Common Vision Problems
Common eye problems are often neglected as they generally start manifesting through mild symptoms, such as eye pain, headaches or blurred vision that don’t trigger severe problems at first. But without adequate treatment, these issues may lead to very serious complications including blindness, so knowing how the common vision problems appear, what are the risk factors and how are they handled is surely important for protecting your eyes.
According to the National Institutes of Health, over 80,000 Americans lost their sight after suffering from glaucoma and over 20 million people in the United States are affected by dry eye. Over 4 million Americans aged 40 and older suffer from diabetic retinopathy and over 2 million suffer from glaucoma, half of them without even being aware of their problem.
These are definitely worrying facts, highlighting the danger behind the most common eye problems affecting youths and adults alike. So let’s take a look at each of the conditions included in this list and see how you can recognize them.
This eye problem manifests through the inflammation of the conjunctiva, layer of tissue lining the inner surface of eyelids and covering the sclera – the white part of the ocular globes. Affecting either one or both eyes, this condition is quite common among kids but appears in adults as well, being often referred to as “pink eye”.
Symptoms associated with conjunctivitis are itching, excessive tearing, a burning sensation and a gritty feeling in the affected eye, swollen eyelids and discharge. The inflamed conjunctiva triggers an increased sensitivity to light as well, so it’s quite a disturbing problem if no treatment is applied.

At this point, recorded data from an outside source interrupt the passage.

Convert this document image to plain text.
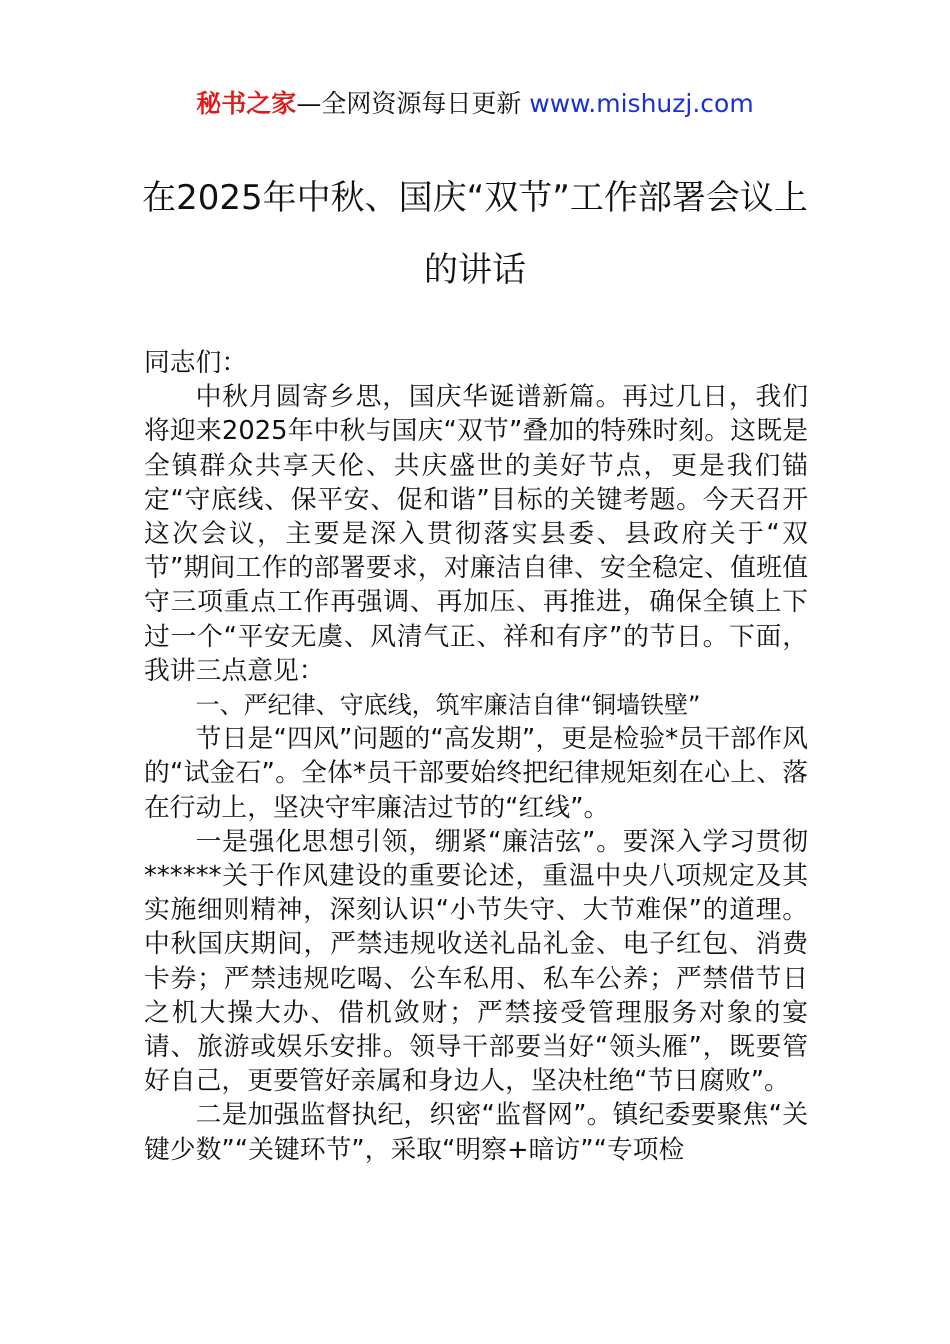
秘书之家—全网资源每日更新 www.mishuzj.com
在2025年中秋、国庆“双节”工作部署会议上的讲话

同志们：

中秋月圆寄乡思，国庆华诞谱新篇。再过几日，我们将迎来2025年中秋与国庆“双节”叠加的特殊时刻。这既是全镇群众共享天伦、共庆盛世的美好节点，更是我们锚定“守底线、保平安、促和谐”目标的关键考题。今天召开这次会议，主要是深入贯彻落实县委、县政府关于“双节”期间工作的部署要求，对廉洁自律、安全稳定、值班值守三项重点工作再强调、再加压、再推进，确保全镇上下过一个“平安无虞、风清气正、祥和有序”的节日。下面，我讲三点意见：

一、严纪律、守底线，筑牢廉洁自律“铜墙铁壁”

节日是“四风”问题的“高发期”，更是检验*员干部作风的“试金石”。全体*员干部要始终把纪律规矩刻在心上、落在行动上，坚决守牢廉洁过节的“红线”。

一是强化思想引领，绷紧“廉洁弦”。要深入学习贯彻******关于作风建设的重要论述，重温中央八项规定及其实施细则精神，深刻认识“小节失守、大节难保”的道理。中秋国庆期间，严禁违规收送礼品礼金、电子红包、消费卡券；严禁违规吃喝、公车私用、私车公养；严禁借节日之机大操大办、借机敛财；严禁接受管理服务对象的宴请、旅游或娱乐安排。领导干部要当好“领头雁”，既要管好自己，更要管好亲属和身边人，坚决杜绝“节日腐败”。

二是加强监督执纪，织密“监督网”。镇纪委要聚焦“关键少数”“关键环节”，采取“明察+暗访”“专项检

There are three different types of conjunctivitis, varying depending on the trigger: infectious, caused by viruses or bacteria, allergic and chemical. Infectious conjunctivitis can occur due to streptococcal or staphylococcal bacteria naturally living inside your respiratory tract or on your skin. At the same time, the bacterial form of this ailment can be triggered by a poor hygiene, heavy makeup products, by physical contact or insects.
Viral conjunctivitis is caused by viruses responsible for the occurrence of common cold, which are easily transmitted through cough and sneezing. Once reaching inside the body, they spread along the mucous membranes lining the respiratory tract, lungs and along the conjunctiva as well.
Allergic conjunctivitis are common eye problems especially for people dealing with seasonal allergies, while the chemical form of this ailment is caused by exposure to irritants like air pollution, noxious chemicals and chlorine present in swimming pools.
Read more about eye infections and conjunctivitis.
This inflammatory condition affects the eyelids, making them itchy and irritated and triggering the formation of small, dandruff-like scales along the eyelashes. Just like conjunctivitis, this problem can be caused by bacteria but it can also be a consequence of certain skin problems, such as acne or dandruff. Although not contagious and not listed among the most threatening eye problems, blepharitis is very disturbing and uncomfortable.
When your body doesn’t produce sufficient tears for lubricating the eyes properly, unpleasant symptoms such as itching, blurring, redness and pain occur. Tears are absolutely essential for ensuring a clear vision and maintaining the health of the cornea, as they remove all the foreign matters in the eye and keep the surfaces of the globes perfectly smooth and clean, significantly reducing the risk of infection. Left untreated, common eye problems such as dry eyes may lead to complications like cornea damage, decrease of visual acuity and vision loss.
The opposite of dry eyes, excessive tearing may also indicate a serious problem such as a blocked tear duct or an infection, both requiring immediate help from a professional. People dealing with excessive tearing are hypersensitive to light, temperature changes and wind, accusing pain and discomfort whenever they come in contact with these factors. Sometimes the problem can be easily solved by simply protecting the eyes with sunglasses but in other cases medical treatment is required.
Glaucoma, cataract and diabetic retinopathy
This group of eye disorders is more present in people with diabetes, although healthy people may also develop the mentioned ailments. In glaucoma, fluid builds up inside the eye, causing am increased intraocular pressure which leads consequently to headaches, blurry vision, watery eyes, pain and partial loss of sight.
Cataracts appears when the lens gets opaque due to an inadequate diet or to imbalances such as those present in diabetes, but it can also be triggered by ocular trauma and inflammation, surgery, prolonged exposure to light and ultraviolet rays, smoking and frequent use of steroids. Being given that the lens is responsible for focusing and seeing images clearly, its opacification causes serious problems thus it should be a reason of concern.
Last, diabetic retinopathy occurs in people dealing with this autoimmune disorder and it causes an altered blood flow to the retina, as the blood vessels network supplying the retinal tissue with blood gets damaged. The progressive damage of the retina leads to blurred vision, to dark or empty spots appearing in the center of the visual field when looking at something, to floaters and swelling, this last symptom being very dangerous as it may lead to blindness.
Other common eye problems include myopia, astigmatism, hyperopia and strabismus, all of them caused by anatomical abnormalities of the cornea or pathological conditions of muscles surrounding the ocular globes.